Acara dibuka oleh penampilan musik Deugalih. Dia menyanyikan lagu "We Can Share All Pain My Friend", "Tanahku Tidak Dijual", dan "Buat Gadis Rasyid". Kemudian dilanjutkan dengan stand up comedy dari komika Igen Wahang.


Narasumber Kunto Adi Wibowo mengatakan, dalam komunikasi politik harus tahu siapa pemirsanya. Ada psikologi pemilih yang sering digunakan, seperti rasional. Ada derajat rasionalitas. Ada cerita di NTB, fotonya dipermak lewat Photoshop menjadi cantik dan menang (heuristik). Pemilih tak punya cukup motivasi dan energi untuk memilih. Di sini peran gimmick berperan. Politik bagi sebagian orang tak menarik, jadi orang yang susah menginvestasikan waktu kesana.

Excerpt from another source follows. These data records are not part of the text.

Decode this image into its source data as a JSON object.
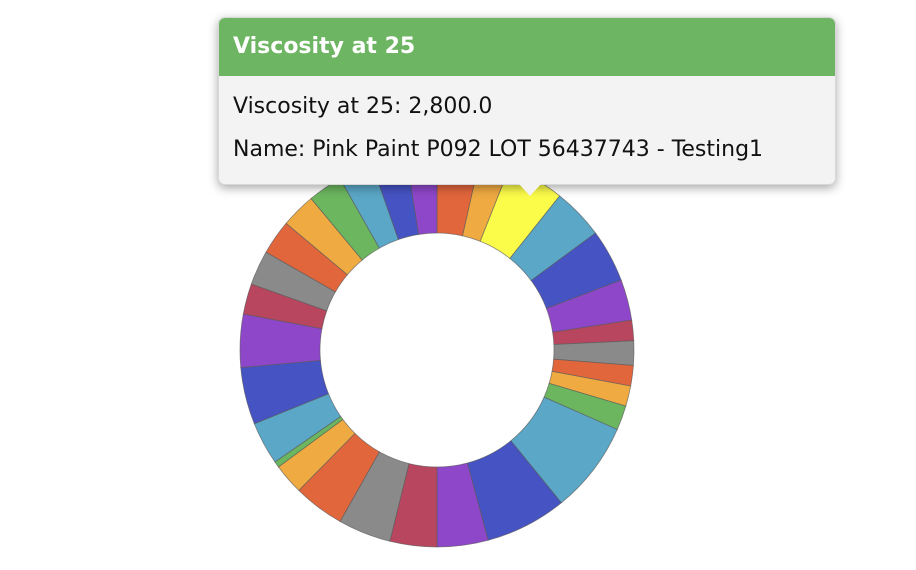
{
  "chart_data": {
    "type": "pie",
    "values": [
      2100,
      1500,
      2800,
      2500,
      2600,
      2000,
      1000,
      1200,
      1000,
      1000,
      1200,
      4500,
      4000,
      2500,
      2300,
      2600,
      2500,
      1500,
      300,
      2100,
      2800,
      2600,
      1500,
      1700,
      1700,
      1700,
      1700,
      1700,
      1700,
      1500
    ],
    "colors": [
      "#e2663c",
      "#f0aa42",
      "#fbfb4a",
      "#5ba7c7",
      "#4653c3",
      "#8e47c9",
      "#b9465f",
      "#8a8a8a",
      "#e2663c",
      "#f0aa42",
      "#6bb65f",
      "#5ba7c7",
      "#4653c3",
      "#8e47c9",
      "#b9465f",
      "#8a8a8a",
      "#e2663c",
      "#f0aa42",
      "#6bb65f",
      "#5ba7c7",
      "#4653c3",
      "#8e47c9",
      "#b9465f",
      "#8a8a8a",
      "#e2663c",
      "#f0aa42",
      "#6bb65f",
      "#5ba7c7",
      "#4653c3",
      "#8e47c9"
    ],
    "tooltip": {
      "title": "Viscosity at 25",
      "lines": [
        "Viscosity at 25: 2,800.0",
        "Name: Pink Paint P092 LOT 56437743 - Testing1"
      ]
    }
  }
}
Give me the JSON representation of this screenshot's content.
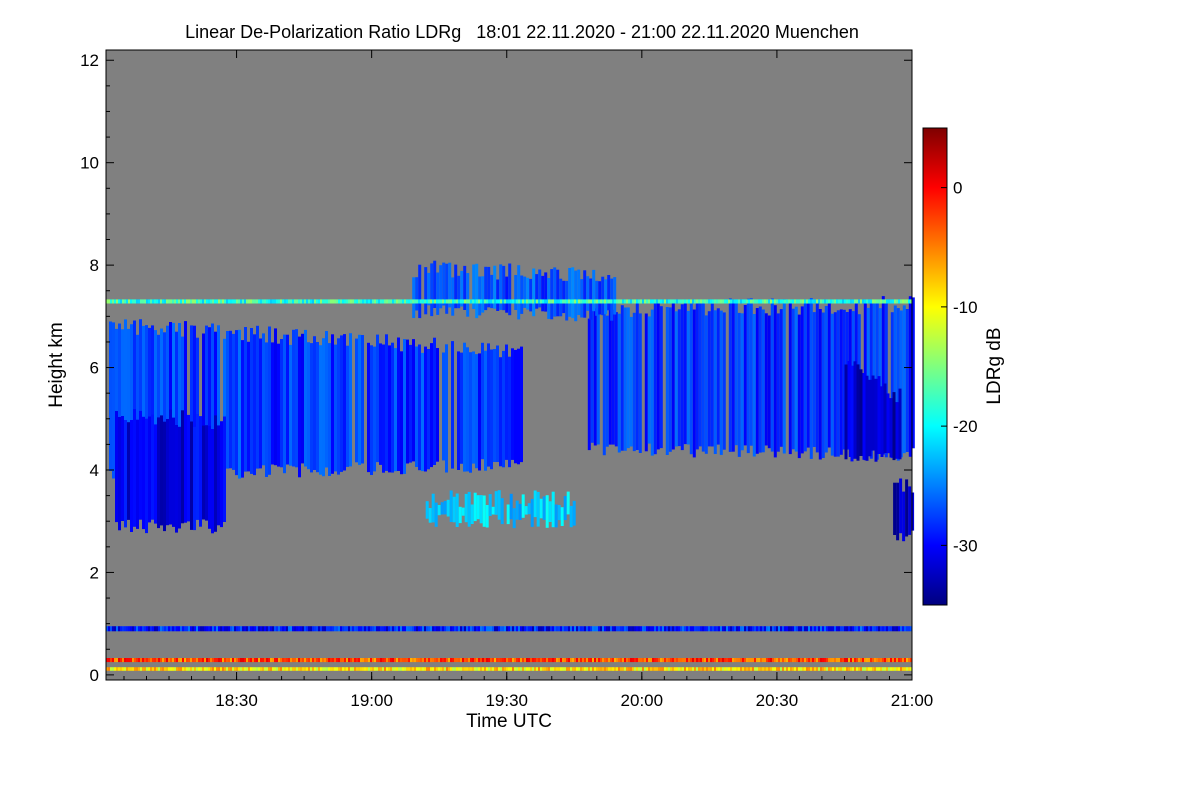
{
  "chart_data": {
    "type": "heatmap",
    "title": "Linear De-Polarization Ratio LDRg   18:01 22.11.2020 - 21:00 22.11.2020 Muenchen",
    "xlabel": "Time UTC",
    "ylabel": "Height km",
    "xlim": [
      18.0167,
      21.0
    ],
    "ylim": [
      -0.1,
      12.2
    ],
    "x_ticks": [
      {
        "value": 18.5,
        "label": "18:30"
      },
      {
        "value": 19.0,
        "label": "19:00"
      },
      {
        "value": 19.5,
        "label": "19:30"
      },
      {
        "value": 20.0,
        "label": "20:00"
      },
      {
        "value": 20.5,
        "label": "20:30"
      },
      {
        "value": 21.0,
        "label": "21:00"
      }
    ],
    "y_ticks": [
      {
        "value": 0,
        "label": "0"
      },
      {
        "value": 2,
        "label": "2"
      },
      {
        "value": 4,
        "label": "4"
      },
      {
        "value": 6,
        "label": "6"
      },
      {
        "value": 8,
        "label": "8"
      },
      {
        "value": 10,
        "label": "10"
      },
      {
        "value": 12,
        "label": "12"
      }
    ],
    "colorbar": {
      "label": "LDRg dB",
      "range": [
        -35,
        5
      ],
      "ticks": [
        {
          "value": 0,
          "label": "0"
        },
        {
          "value": -10,
          "label": "-10"
        },
        {
          "value": -20,
          "label": "-20"
        },
        {
          "value": -30,
          "label": "-30"
        }
      ],
      "colormap": [
        "#00007f",
        "#0000ff",
        "#007fff",
        "#00ffff",
        "#7fff7f",
        "#ffff00",
        "#ff7f00",
        "#ff0000",
        "#7f0000"
      ]
    },
    "background_color": "#808080",
    "cloud_regions": [
      {
        "name": "cirrus-main",
        "x_start": 18.0167,
        "x_end": 19.55,
        "bottom_start": 3.9,
        "bottom_end": 4.1,
        "top_start": 6.9,
        "top_end": 6.4,
        "ldr": -28
      },
      {
        "name": "cirrus-deep-core",
        "x_start": 18.05,
        "x_end": 18.45,
        "bottom_start": 2.9,
        "bottom_end": 2.9,
        "top_start": 5.2,
        "top_end": 5.0,
        "ldr": -31
      },
      {
        "name": "cirrus-east",
        "x_start": 19.8,
        "x_end": 21.0,
        "bottom_start": 4.4,
        "bottom_end": 4.3,
        "top_start": 7.2,
        "top_end": 7.3,
        "ldr": -28
      },
      {
        "name": "cirrus-east-core",
        "x_start": 20.75,
        "x_end": 20.95,
        "bottom_start": 4.3,
        "bottom_end": 4.2,
        "top_start": 6.2,
        "top_end": 5.5,
        "ldr": -32
      },
      {
        "name": "fallstreak-east",
        "x_start": 20.93,
        "x_end": 21.0,
        "bottom_start": 2.7,
        "bottom_end": 2.7,
        "top_start": 3.8,
        "top_end": 3.8,
        "ldr": -33
      },
      {
        "name": "ice-virga-midlevel",
        "x_start": 19.2,
        "x_end": 19.75,
        "bottom_start": 3.0,
        "bottom_end": 3.0,
        "top_start": 3.5,
        "top_end": 3.5,
        "ldr": -22
      },
      {
        "name": "upper-fragments",
        "x_start": 19.15,
        "x_end": 19.9,
        "bottom_start": 7.1,
        "bottom_end": 7.0,
        "top_start": 8.0,
        "top_end": 7.9,
        "ldr": -27
      },
      {
        "name": "boundary-layer-high",
        "x_start": 18.0167,
        "x_end": 21.0,
        "bottom_start": 0.25,
        "bottom_end": 0.25,
        "top_start": 0.33,
        "top_end": 0.33,
        "ldr": -3
      },
      {
        "name": "boundary-layer-low",
        "x_start": 18.0167,
        "x_end": 21.0,
        "bottom_start": 0.08,
        "bottom_end": 0.08,
        "top_start": 0.15,
        "top_end": 0.15,
        "ldr": -9
      },
      {
        "name": "aerosol-speckle",
        "x_start": 18.0167,
        "x_end": 21.0,
        "bottom_start": 0.85,
        "bottom_end": 0.85,
        "top_start": 0.95,
        "top_end": 0.95,
        "ldr": -29
      },
      {
        "name": "layer-7km-line",
        "x_start": 18.0167,
        "x_end": 21.0,
        "bottom_start": 7.25,
        "bottom_end": 7.25,
        "top_start": 7.33,
        "top_end": 7.33,
        "ldr": -18
      }
    ]
  }
}
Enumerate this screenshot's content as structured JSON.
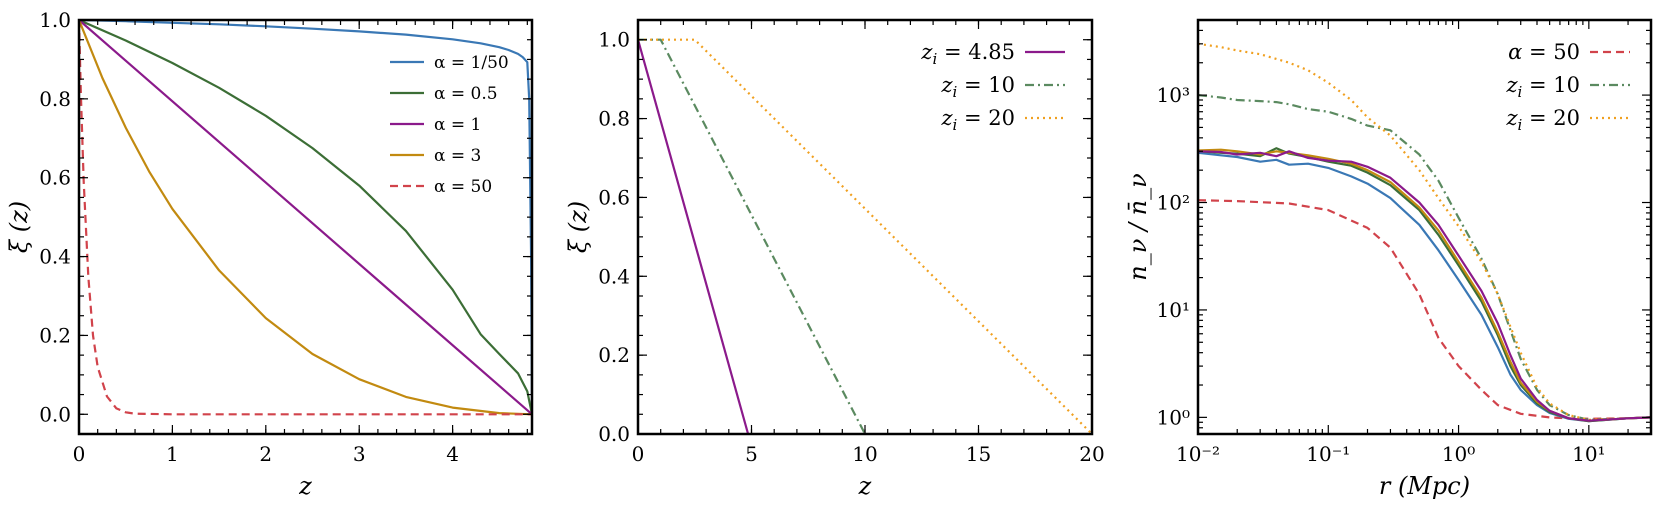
{
  "colors": {
    "blue": "#3a78b5",
    "green": "#3c6e36",
    "purple": "#8b1a8b",
    "gold": "#c28a10",
    "red": "#d1434b",
    "green_dashdot": "#5b8a60",
    "orange_dot": "#f0a020"
  },
  "chart_data": [
    {
      "type": "line",
      "xlabel": "z",
      "ylabel": "ξ (z)",
      "xlim": [
        0,
        4.85
      ],
      "ylim": [
        -0.05,
        1.0
      ],
      "xticks": [
        0,
        1,
        2,
        3,
        4
      ],
      "yticks": [
        0.0,
        0.2,
        0.4,
        0.6,
        0.8,
        1.0
      ],
      "xtick_labels": [
        "0",
        "1",
        "2",
        "3",
        "4"
      ],
      "ytick_labels": [
        "0.0",
        "0.2",
        "0.4",
        "0.6",
        "0.8",
        "1.0"
      ],
      "legend_position": "top-right",
      "series": [
        {
          "name": "α = 1/50",
          "color": "#3a78b5",
          "style": "solid",
          "x": [
            0,
            0.5,
            1,
            1.5,
            2,
            2.5,
            3,
            3.5,
            4,
            4.3,
            4.5,
            4.6,
            4.7,
            4.75,
            4.8,
            4.82,
            4.84,
            4.85
          ],
          "y": [
            1.0,
            0.997,
            0.993,
            0.989,
            0.984,
            0.978,
            0.971,
            0.963,
            0.951,
            0.941,
            0.931,
            0.924,
            0.914,
            0.906,
            0.893,
            0.8,
            0.4,
            0.0
          ]
        },
        {
          "name": "α = 0.5",
          "color": "#3c6e36",
          "style": "solid",
          "x": [
            0,
            0.5,
            1,
            1.5,
            2,
            2.5,
            3,
            3.5,
            4,
            4.3,
            4.5,
            4.7,
            4.8,
            4.85
          ],
          "y": [
            1.0,
            0.948,
            0.891,
            0.828,
            0.757,
            0.675,
            0.58,
            0.465,
            0.316,
            0.203,
            0.153,
            0.104,
            0.058,
            0.0
          ]
        },
        {
          "name": "α = 1",
          "color": "#8b1a8b",
          "style": "solid",
          "x": [
            0,
            4.85
          ],
          "y": [
            1.0,
            0.0
          ]
        },
        {
          "name": "α = 3",
          "color": "#c28a10",
          "style": "solid",
          "x": [
            0,
            0.25,
            0.5,
            0.75,
            1,
            1.5,
            2,
            2.5,
            3,
            3.5,
            4,
            4.5,
            4.85
          ],
          "y": [
            1.0,
            0.853,
            0.727,
            0.616,
            0.521,
            0.365,
            0.244,
            0.153,
            0.089,
            0.044,
            0.017,
            0.003,
            0.0
          ]
        },
        {
          "name": "α = 50",
          "color": "#d1434b",
          "style": "dashed",
          "x": [
            0,
            0.02,
            0.05,
            0.1,
            0.15,
            0.2,
            0.3,
            0.4,
            0.5,
            0.6,
            1,
            2,
            3,
            4,
            4.85
          ],
          "y": [
            1.0,
            0.81,
            0.59,
            0.35,
            0.2,
            0.12,
            0.045,
            0.015,
            0.005,
            0.0015,
            0.0,
            0.0,
            0.0,
            0.0,
            0.0
          ]
        }
      ]
    },
    {
      "type": "line",
      "xlabel": "z",
      "ylabel": "ξ (z)",
      "xlim": [
        0,
        20
      ],
      "ylim": [
        0.0,
        1.05
      ],
      "xticks": [
        0,
        5,
        10,
        15,
        20
      ],
      "yticks": [
        0.0,
        0.2,
        0.4,
        0.6,
        0.8,
        1.0
      ],
      "xtick_labels": [
        "0",
        "5",
        "10",
        "15",
        "20"
      ],
      "ytick_labels": [
        "0.0",
        "0.2",
        "0.4",
        "0.6",
        "0.8",
        "1.0"
      ],
      "legend_position": "top-right",
      "series": [
        {
          "name": "z_i = 4.85",
          "legend_main": "z",
          "legend_sub": "i",
          "legend_value": "4.85",
          "color": "#8b1a8b",
          "style": "solid",
          "x": [
            0,
            4.85
          ],
          "y": [
            1.0,
            0.0
          ]
        },
        {
          "name": "z_i = 10",
          "legend_main": "z",
          "legend_sub": "i",
          "legend_value": "10",
          "color": "#5b8a60",
          "style": "dashdot",
          "x": [
            0,
            0.6,
            1.0,
            10.0
          ],
          "y": [
            1.0,
            1.0,
            1.0,
            0.0
          ]
        },
        {
          "name": "z_i = 20",
          "legend_main": "z",
          "legend_sub": "i",
          "legend_value": "20",
          "color": "#f0a020",
          "style": "dotted",
          "x": [
            0,
            1.0,
            2.5,
            20.0
          ],
          "y": [
            1.0,
            1.0,
            1.0,
            0.0
          ]
        }
      ]
    },
    {
      "type": "line",
      "xscale": "log",
      "yscale": "log",
      "xlabel": "r (Mpc)",
      "ylabel": "n_ν / n̄_ν",
      "xlim": [
        0.01,
        30
      ],
      "ylim": [
        0.7,
        5000
      ],
      "xticks": [
        0.01,
        0.1,
        1,
        10
      ],
      "yticks": [
        1,
        10,
        100,
        1000
      ],
      "xtick_labels": [
        "10⁻²",
        "10⁻¹",
        "10⁰",
        "10¹"
      ],
      "ytick_labels": [
        "10⁰",
        "10¹",
        "10²",
        "10³"
      ],
      "legend_position": "top-right",
      "series": [
        {
          "name": "α = 50",
          "legend_main": "α",
          "legend_sub": "",
          "legend_value": "50",
          "color": "#d1434b",
          "style": "dashed",
          "x": [
            0.01,
            0.02,
            0.05,
            0.1,
            0.2,
            0.3,
            0.5,
            0.7,
            1.0,
            1.5,
            2,
            3,
            5,
            7,
            10,
            20,
            30
          ],
          "y": [
            105,
            103,
            98,
            85,
            58,
            38,
            14,
            5.5,
            3.0,
            1.8,
            1.3,
            1.08,
            1.0,
            0.98,
            0.97,
            0.98,
            1.0
          ]
        },
        {
          "name": "z_i = 10",
          "legend_main": "z",
          "legend_sub": "i",
          "legend_value": "10",
          "color": "#5b8a60",
          "style": "dashdot",
          "x": [
            0.01,
            0.015,
            0.02,
            0.03,
            0.04,
            0.05,
            0.07,
            0.1,
            0.15,
            0.2,
            0.3,
            0.5,
            0.7,
            1.0,
            1.5,
            2,
            2.5,
            3,
            4,
            5,
            7,
            10,
            20,
            30
          ],
          "y": [
            1000,
            950,
            900,
            880,
            860,
            820,
            740,
            700,
            600,
            520,
            470,
            280,
            160,
            72,
            30,
            14,
            6.5,
            3.5,
            1.8,
            1.3,
            1.05,
            0.95,
            0.98,
            1.0
          ]
        },
        {
          "name": "z_i = 20",
          "legend_main": "z",
          "legend_sub": "i",
          "legend_value": "20",
          "color": "#f0a020",
          "style": "dotted",
          "x": [
            0.01,
            0.015,
            0.02,
            0.03,
            0.05,
            0.07,
            0.1,
            0.15,
            0.2,
            0.3,
            0.5,
            0.7,
            1.0,
            1.5,
            2,
            2.5,
            3,
            4,
            5,
            7,
            10,
            20,
            30
          ],
          "y": [
            3000,
            2800,
            2600,
            2400,
            2000,
            1700,
            1300,
            900,
            620,
            420,
            200,
            110,
            60,
            28,
            14,
            7,
            4,
            1.9,
            1.35,
            1.05,
            0.95,
            0.98,
            1.0
          ]
        },
        {
          "name": "run-blue",
          "legend": false,
          "color": "#3a78b5",
          "style": "solid",
          "x": [
            0.01,
            0.015,
            0.02,
            0.03,
            0.04,
            0.05,
            0.07,
            0.1,
            0.15,
            0.2,
            0.3,
            0.5,
            0.7,
            1.0,
            1.5,
            2,
            2.5,
            3,
            4,
            5,
            7,
            10,
            20,
            30
          ],
          "y": [
            290,
            275,
            265,
            240,
            250,
            225,
            230,
            210,
            175,
            150,
            110,
            62,
            36,
            19,
            9,
            4.5,
            2.5,
            1.8,
            1.3,
            1.1,
            0.97,
            0.92,
            0.98,
            1.0
          ]
        },
        {
          "name": "run-green",
          "legend": false,
          "color": "#3c6e36",
          "style": "solid",
          "x": [
            0.01,
            0.015,
            0.02,
            0.03,
            0.04,
            0.05,
            0.07,
            0.1,
            0.15,
            0.2,
            0.3,
            0.5,
            0.7,
            1.0,
            1.5,
            2,
            2.5,
            3,
            4,
            5,
            7,
            10,
            20,
            30
          ],
          "y": [
            300,
            290,
            285,
            270,
            320,
            285,
            265,
            240,
            220,
            190,
            145,
            85,
            50,
            26,
            12,
            5.8,
            3.0,
            2.0,
            1.35,
            1.12,
            0.98,
            0.92,
            0.98,
            1.0
          ]
        },
        {
          "name": "run-gold",
          "legend": false,
          "color": "#c28a10",
          "style": "solid",
          "x": [
            0.01,
            0.015,
            0.02,
            0.03,
            0.04,
            0.05,
            0.07,
            0.1,
            0.15,
            0.2,
            0.3,
            0.5,
            0.7,
            1.0,
            1.5,
            2,
            2.5,
            3,
            4,
            5,
            7,
            10,
            20,
            30
          ],
          "y": [
            305,
            310,
            300,
            280,
            300,
            290,
            275,
            255,
            230,
            200,
            155,
            90,
            55,
            28,
            13,
            6.2,
            3.3,
            2.1,
            1.4,
            1.15,
            0.98,
            0.93,
            0.98,
            1.0
          ]
        },
        {
          "name": "run-purple",
          "legend": false,
          "color": "#8b1a8b",
          "style": "solid",
          "x": [
            0.01,
            0.015,
            0.02,
            0.03,
            0.04,
            0.05,
            0.07,
            0.1,
            0.15,
            0.2,
            0.3,
            0.5,
            0.7,
            1.0,
            1.5,
            2,
            2.5,
            3,
            4,
            5,
            7,
            10,
            20,
            30
          ],
          "y": [
            300,
            295,
            280,
            290,
            270,
            300,
            260,
            245,
            240,
            215,
            170,
            100,
            62,
            32,
            15,
            7.5,
            3.8,
            2.3,
            1.45,
            1.15,
            0.98,
            0.93,
            0.98,
            1.0
          ]
        }
      ]
    }
  ]
}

Dalam paparannya, Wowo menjelaskan, TV masih menjadi sarana utama komunikasi, disusul FB, Tiktok, YouTube, dan Instagram. Awalnya, paslon 01 menggunakan cara tradisional, seperti pidato politik. Di tengah-tengah bergeser, pakai TikTok (yang dicibir). Kritik ke 01 banyak omong, sehingga muncul "Desak Anis". Lalu bergeser ke K-Pop dan dibahas di Korea terkait pengggunaan K-Pop di politik Indonesia. Ada transformasi, yang gimmick jadi transformatif.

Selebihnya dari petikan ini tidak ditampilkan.